To, w jaki sposób rozpoczęło się moje życie, w żaden sposób nie określa mojej wartości jako człowieka. Aborcja jest najgorszym przypadkiem łamania praw człowieka, jakie zna ludzkość – mówiła w trakcie wtorkowego krakowskiego spotkania Irene van der Wende, niezwykły świadek wartości ludzkiego życia.
Holenderska obrończyni nienarodzonych przybyła do naszego kraju na zaproszenie Fundacji Pro – Prawo do Życia, która jest jednym z inicjatorów obywatelskiego projektu nowelizacji ustawy aborcyjnej.
Wesprzyj nas już teraz!
– Nie można zabić dziecka i nadal być tym samym człowiekiem – mówiła Irene van der Wende, która zaprezentowała poruszające wspomnienie własnych dramatycznych doświadczeń.
W młodości została brutalnie zgwałcona i zaszła w ciążę. Postanowiła pozbyć się swojego dziecka. W placówce aborcyjnej napotkała kobiety, które oczekując na swoją kolej lekceważąco odnosiły się do istot, które nosiły pod sercem. – Jedna z nich powiedziała, że ma już dwójkę dzieci i nie chce mieć kolejnego. Druga przyznała, że spała z dwoma mężczyznami i nie wie, który z nich jest ojcem. Inna natomiast stwierdziła, że chce pozbyć się porannych mdłości – opowiadała Holenderka.
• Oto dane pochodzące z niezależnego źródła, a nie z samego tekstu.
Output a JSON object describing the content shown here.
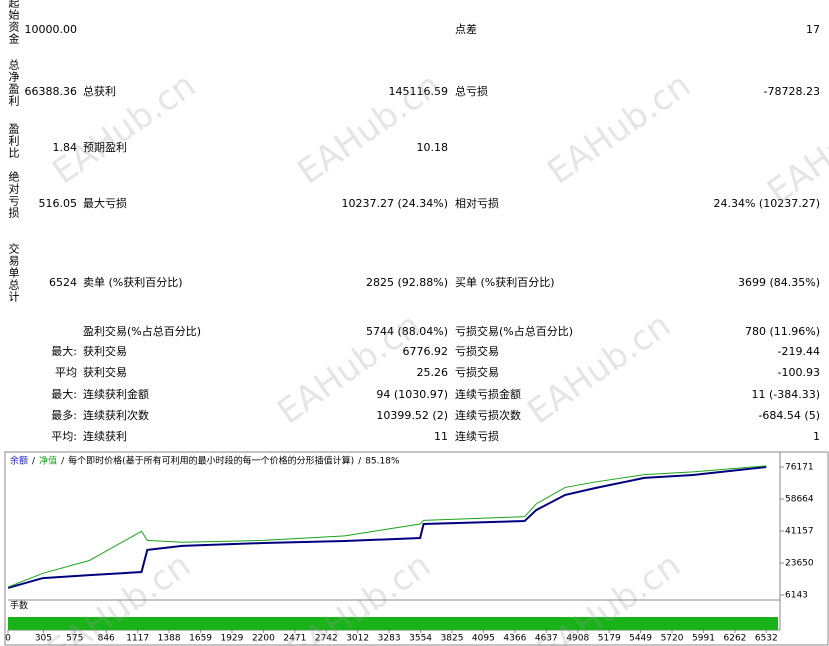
{
  "report": {
    "rows": [
      {
        "label": "起始资金",
        "value": "10000.00",
        "right_label": "点差",
        "right_value": "17"
      },
      {
        "label": "总净盈利",
        "value": "66388.36",
        "mid_label": "总获利",
        "mid_value": "145116.59",
        "right_label": "总亏损",
        "right_value": "-78728.23"
      },
      {
        "label": "盈利比",
        "value": "1.84",
        "mid_label": "预期盈利",
        "mid_value": "10.18"
      },
      {
        "label": "绝对亏损",
        "value": "516.05",
        "mid_label": "最大亏损",
        "mid_value": "10237.27 (24.34%)",
        "right_label": "相对亏损",
        "right_value": "24.34% (10237.27)"
      },
      {
        "label": "交易单总计",
        "value": "6524",
        "mid_label": "卖单 (%获利百分比)",
        "mid_value": "2825 (92.88%)",
        "right_label": "买单 (%获利百分比)",
        "right_value": "3699 (84.35%)"
      },
      {
        "mid_label": "盈利交易(%占总百分比)",
        "mid_value": "5744 (88.04%)",
        "right_label": "亏损交易(%占总百分比)",
        "right_value": "780 (11.96%)"
      },
      {
        "prefix": "最大:",
        "mid_label": "获利交易",
        "mid_value": "6776.92",
        "right_label": "亏损交易",
        "right_value": "-219.44"
      },
      {
        "prefix": "平均",
        "mid_label": "获利交易",
        "mid_value": "25.26",
        "right_label": "亏损交易",
        "right_value": "-100.93"
      },
      {
        "prefix": "最大:",
        "mid_label": "连续获利金额",
        "mid_value": "94 (1030.97)",
        "right_label": "连续亏损金额",
        "right_value": "11 (-384.33)"
      },
      {
        "prefix": "最多:",
        "mid_label": "连续获利次数",
        "mid_value": "10399.52 (2)",
        "right_label": "连续亏损次数",
        "right_value": "-684.54 (5)"
      },
      {
        "prefix": "平均:",
        "mid_label": "连续获利",
        "mid_value": "11",
        "right_label": "连续亏损",
        "right_value": "1"
      }
    ]
  },
  "watermark": "EAHub.cn",
  "chart_data": {
    "type": "line",
    "legend_separator": "/",
    "legend_note": "每个即时价格(基于所有可利用的最小时段的每一个价格的分形插值计算)",
    "legend_quality": "85.18%",
    "volume_label": "手数",
    "x": [
      0,
      300,
      700,
      1150,
      1200,
      1500,
      2200,
      2900,
      3550,
      3580,
      4450,
      4550,
      4800,
      5060,
      5480,
      5900,
      6532
    ],
    "series": [
      {
        "name": "余额",
        "color": "#00007f",
        "values": [
          10000,
          15400,
          17000,
          18700,
          30800,
          33000,
          34600,
          35700,
          37300,
          45000,
          46600,
          52600,
          60900,
          64700,
          70200,
          71800,
          76171
        ]
      },
      {
        "name": "净值",
        "color": "#19a319",
        "values": [
          10500,
          18000,
          25000,
          41000,
          36000,
          35000,
          36000,
          38500,
          45000,
          47000,
          49000,
          56000,
          65000,
          68000,
          72000,
          73500,
          76800
        ]
      }
    ],
    "xlim": [
      0,
      6650
    ],
    "xticks": [
      0,
      305,
      575,
      846,
      1117,
      1388,
      1659,
      1929,
      2200,
      2471,
      2742,
      3012,
      3283,
      3554,
      3825,
      4095,
      4366,
      4637,
      4908,
      5179,
      5449,
      5720,
      5991,
      6262,
      6532
    ],
    "ylim": [
      6143,
      76171
    ],
    "yticks": [
      6143,
      23650,
      41157,
      58664,
      76171
    ]
  }
}
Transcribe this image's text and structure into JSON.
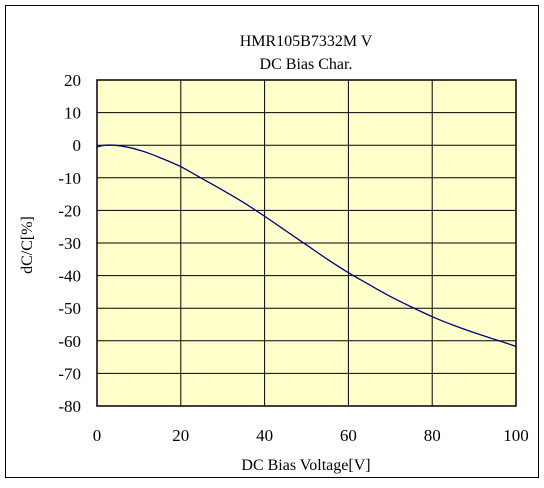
{
  "chart_data": {
    "type": "line",
    "title": "HMR105B7332M V",
    "subtitle": "DC Bias Char.",
    "xlabel": "DC Bias Voltage[V]",
    "ylabel": "dC/C[%]",
    "xlim": [
      0,
      100
    ],
    "ylim": [
      -80,
      20
    ],
    "xticks": [
      "0",
      "20",
      "40",
      "60",
      "80",
      "100"
    ],
    "yticks": [
      "20",
      "10",
      "0",
      "-10",
      "-20",
      "-30",
      "-40",
      "-50",
      "-60",
      "-70",
      "-80"
    ],
    "grid": true,
    "plot_background": "#ffffcc",
    "line_color": "#000080",
    "series": [
      {
        "x": [
          0,
          2,
          4,
          6,
          8,
          10,
          12,
          15,
          20,
          25,
          30,
          35,
          40,
          45,
          50,
          55,
          60,
          65,
          70,
          75,
          80,
          85,
          90,
          95,
          100
        ],
        "y": [
          -0.5,
          0,
          0,
          -0.3,
          -0.8,
          -1.5,
          -2.3,
          -3.8,
          -6.6,
          -10.2,
          -13.8,
          -17.6,
          -21.8,
          -26.2,
          -30.6,
          -35,
          -39.1,
          -42.8,
          -46.4,
          -49.6,
          -52.6,
          -55.2,
          -57.5,
          -59.6,
          -61.7
        ]
      }
    ]
  }
}
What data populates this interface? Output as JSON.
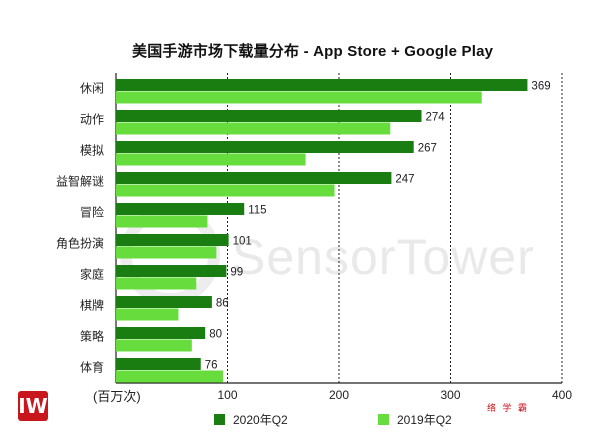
{
  "chart_data": {
    "type": "bar",
    "orientation": "horizontal",
    "title": "美国手游市场下载量分布 - App Store + Google Play",
    "categories": [
      "休闲",
      "动作",
      "模拟",
      "益智解谜",
      "冒险",
      "角色扮演",
      "家庭",
      "棋牌",
      "策略",
      "体育"
    ],
    "series": [
      {
        "name": "2020年Q2",
        "color": "#1a7d12",
        "values": [
          369,
          274,
          267,
          247,
          115,
          101,
          99,
          86,
          80,
          76
        ]
      },
      {
        "name": "2019年Q2",
        "color": "#66dd3c",
        "values": [
          328,
          246,
          170,
          196,
          82,
          90,
          72,
          56,
          68,
          96
        ]
      }
    ],
    "data_labels": [
      369,
      274,
      267,
      247,
      115,
      101,
      99,
      86,
      80,
      76
    ],
    "x_ticks": [
      100,
      200,
      300,
      400
    ],
    "xlim": [
      0,
      400
    ],
    "xlabel": "(百万次)",
    "legend_position": "bottom",
    "grid": "vertical-dashed"
  },
  "watermark": "SensorTower",
  "logos": {
    "left": "IW",
    "right": "络 学 霸"
  }
}
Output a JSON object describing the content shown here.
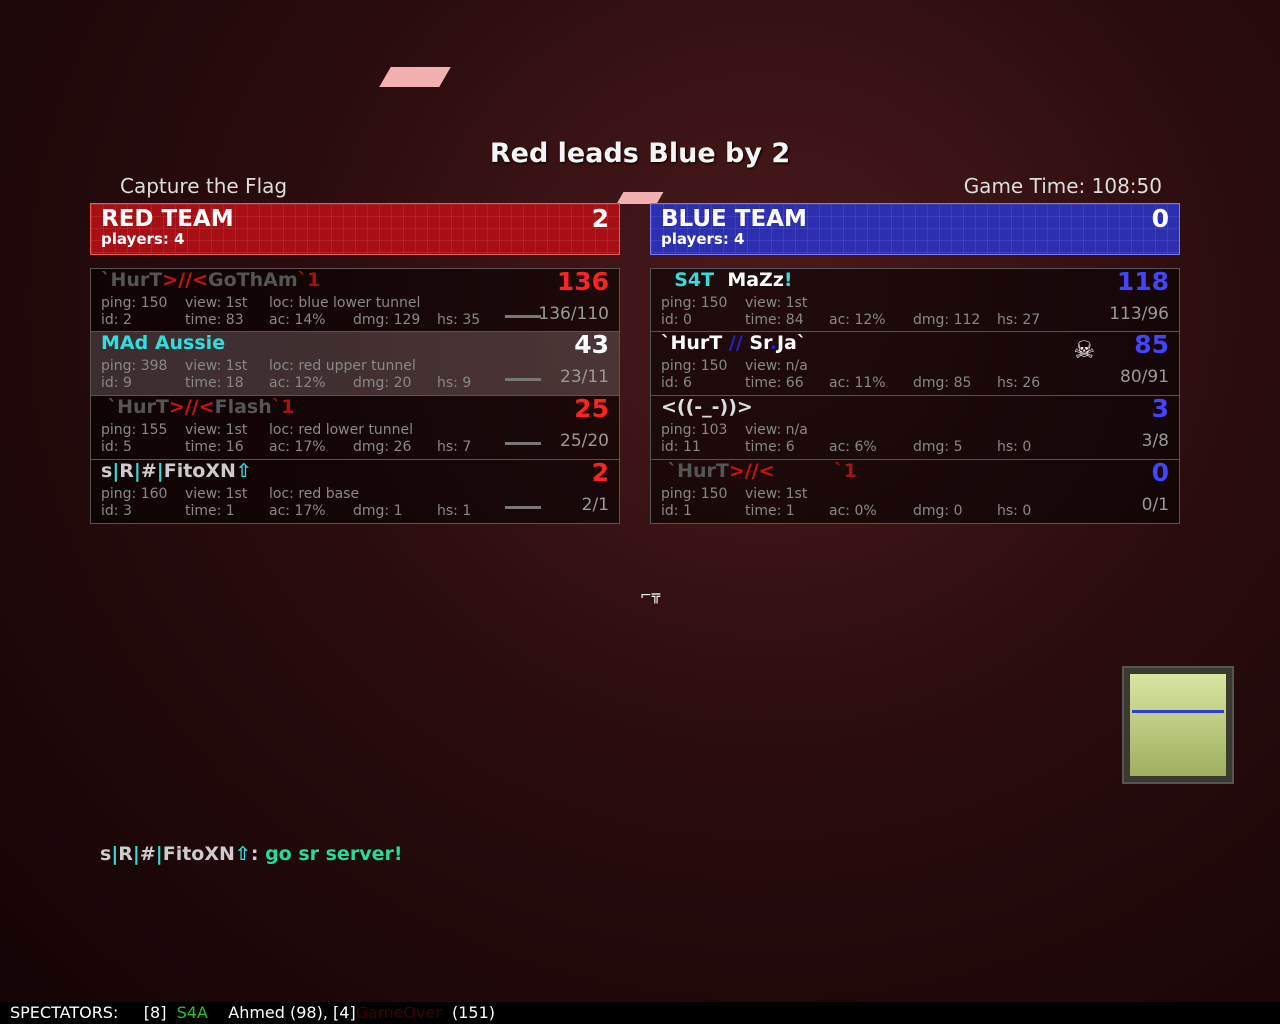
{
  "headline": "Red leads Blue by 2",
  "mode": "Capture the Flag",
  "game_time": "Game Time: 108:50",
  "red": {
    "name": "RED TEAM",
    "score": "2",
    "players": "players: 4",
    "color": "#a80f14",
    "rows": [
      {
        "name": [
          {
            "t": "`HurT",
            "c": "#555"
          },
          {
            "t": ">//<",
            "c": "#c11"
          },
          {
            "t": "GoThAm",
            "c": "#555"
          },
          {
            "t": "`1",
            "c": "#a11"
          }
        ],
        "score": "136",
        "score_color": "#f22",
        "ping": "ping: 150",
        "view": "view: 1st",
        "loc": "loc: blue lower tunnel",
        "id": "id: 2",
        "time": "time: 83",
        "ac": "ac: 14%",
        "dmg": "dmg: 129",
        "hs": "hs: 35",
        "kd": "136/110",
        "weapon": "rifle-icon"
      },
      {
        "name": [
          {
            "t": "MAd Aussie",
            "c": "#3dd"
          }
        ],
        "score": "43",
        "score_color": "#fff",
        "ping": "ping: 398",
        "view": "view: 1st",
        "loc": "loc: red upper tunnel",
        "id": "id: 9",
        "time": "time: 18",
        "ac": "ac: 12%",
        "dmg": "dmg: 20",
        "hs": "hs: 9",
        "kd": "23/11",
        "weapon": "shotgun-icon",
        "highlight": true
      },
      {
        "name": [
          {
            "t": " `HurT",
            "c": "#555"
          },
          {
            "t": ">//<",
            "c": "#c11"
          },
          {
            "t": "Flash",
            "c": "#555"
          },
          {
            "t": "`1",
            "c": "#a11"
          }
        ],
        "score": "25",
        "score_color": "#f22",
        "ping": "ping: 155",
        "view": "view: 1st",
        "loc": "loc: red lower tunnel",
        "id": "id: 5",
        "time": "time: 16",
        "ac": "ac: 17%",
        "dmg": "dmg: 26",
        "hs": "hs: 7",
        "kd": "25/20",
        "weapon": "ak47-icon"
      },
      {
        "name": [
          {
            "t": "s",
            "c": "#ccc"
          },
          {
            "t": "|",
            "c": "#3dd"
          },
          {
            "t": "R",
            "c": "#ccc"
          },
          {
            "t": "|",
            "c": "#3dd"
          },
          {
            "t": "#",
            "c": "#ccc"
          },
          {
            "t": "|",
            "c": "#3dd"
          },
          {
            "t": "FitoXN",
            "c": "#ccc"
          },
          {
            "t": "⇧",
            "c": "#3dd"
          }
        ],
        "score": "2",
        "score_color": "#f22",
        "ping": "ping: 160",
        "view": "view: 1st",
        "loc": "loc: red base",
        "id": "id: 3",
        "time": "time: 1",
        "ac": "ac: 17%",
        "dmg": "dmg: 1",
        "hs": "hs: 1",
        "kd": "2/1",
        "weapon": "ak47-icon"
      }
    ]
  },
  "blue": {
    "name": "BLUE TEAM",
    "score": "0",
    "players": "players: 4",
    "color": "#2c2fb0",
    "rows": [
      {
        "name": [
          {
            "t": "  S4T  ",
            "c": "#3dd"
          },
          {
            "t": "MaZz",
            "c": "#fff"
          },
          {
            "t": "!",
            "c": "#3dd"
          }
        ],
        "score": "118",
        "score_color": "#44f",
        "ping": "ping: 150",
        "view": "view: 1st",
        "loc": "",
        "id": "id: 0",
        "time": "time: 84",
        "ac": "ac: 12%",
        "dmg": "dmg: 112",
        "hs": "hs: 27",
        "kd": "113/96"
      },
      {
        "name": [
          {
            "t": "`HurT ",
            "c": "#fff"
          },
          {
            "t": "//",
            "c": "#22c"
          },
          {
            "t": " Sr",
            "c": "#fff"
          },
          {
            "t": ".",
            "c": "#22c"
          },
          {
            "t": "Ja`",
            "c": "#fff"
          }
        ],
        "score": "85",
        "score_color": "#44f",
        "ping": "ping: 150",
        "view": "view: n/a",
        "loc": "",
        "id": "id: 6",
        "time": "time: 66",
        "ac": "ac: 11%",
        "dmg": "dmg: 85",
        "hs": "hs: 26",
        "kd": "80/91",
        "dead": true
      },
      {
        "name": [
          {
            "t": "<((-_-))>",
            "c": "#ddd"
          }
        ],
        "score": "3",
        "score_color": "#44f",
        "ping": "ping: 103",
        "view": "view: n/a",
        "loc": "",
        "id": "id: 11",
        "time": "time: 6",
        "ac": "ac: 6%",
        "dmg": "dmg: 5",
        "hs": "hs: 0",
        "kd": "3/8"
      },
      {
        "name": [
          {
            "t": " `HurT",
            "c": "#555"
          },
          {
            "t": ">//<",
            "c": "#c11"
          },
          {
            "t": "         ",
            "c": "#300"
          },
          {
            "t": "`1",
            "c": "#a11"
          }
        ],
        "score": "0",
        "score_color": "#44f",
        "ping": "ping: 150",
        "view": "view: 1st",
        "loc": "",
        "id": "id: 1",
        "time": "time: 1",
        "ac": "ac: 0%",
        "dmg": "dmg: 0",
        "hs": "hs: 0",
        "kd": "0/1"
      }
    ]
  },
  "chat": {
    "sender": [
      {
        "t": "s",
        "c": "#ccc"
      },
      {
        "t": "|",
        "c": "#3dd"
      },
      {
        "t": "R",
        "c": "#ccc"
      },
      {
        "t": "|",
        "c": "#3dd"
      },
      {
        "t": "#",
        "c": "#ccc"
      },
      {
        "t": "|",
        "c": "#3dd"
      },
      {
        "t": "FitoXN",
        "c": "#ccc"
      },
      {
        "t": "⇧",
        "c": "#3dd"
      },
      {
        "t": ": ",
        "c": "#ccc"
      }
    ],
    "message": "go sr server!",
    "message_color": "#2d9"
  },
  "spectators": [
    {
      "t": "SPECTATORS:     ",
      "c": "#fff"
    },
    {
      "t": "[8]  ",
      "c": "#fff"
    },
    {
      "t": "S4A",
      "c": "#3b3"
    },
    {
      "t": "    Ahmed (98), [4]",
      "c": "#fff"
    },
    {
      "t": "GameOver",
      "c": "#400"
    },
    {
      "t": "  (151)",
      "c": "#fff"
    }
  ]
}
Irene tuż przed wejściem na salę zabiegową zdała sobie sprawę z tego, co tak naprawdę zamierza. – Wszystkie tak mówicie w ostatniej chwili – odparła pielęgniarka. W sali kobieta została skrępowana, po chwili podano jej zastrzyk usypiający. Po przebudzeniu czuła się tak, jakby jej brzuch został od wewnątrz poraniony żyletkami. – Nadal byłam matką, z tym, że teraz byłam matką martwego dziecka. Próbowałam wyprzeć ze świadomości to, co się wydarzyło, ale moje serce stało się twardsze. Nie można zabić dziecka i nadal być tym samym człowiekiem – przyznała.
Po pewnym czasie dowiedziała się, że jej własne życie też zaistniało w efekcie gwałtu, jednak jej matka postanowiła ocalić Irene. Ta z czasem poświęciła się sprawie obrony nienarodzonych.
– Już pierwszego dnia od poczęcia ten nowy człowiek posiada swoje unikalne DNA. Gdyby to było tylko moje ciało, to miałabym wtedy dwie głowy oraz cztery ręce i nogi – odpowiadała na feministyczne argumenty, że kobiety zachodzące w ciążę mają arbitralne prawo do decydowania o być albo nie być ich własnych dzieci.
Irene van der Wende zachęcała Polaków do zaangażowania w sprawę zapewnienia powszechnego prawa do narodzin. – Jestem bardzo dumna z waszych działań i z tego, co dokonało się w piątek w waszym Sejmie. Chcę was również prosić, abyście nie ustawali w waszych działaniach – mówiła.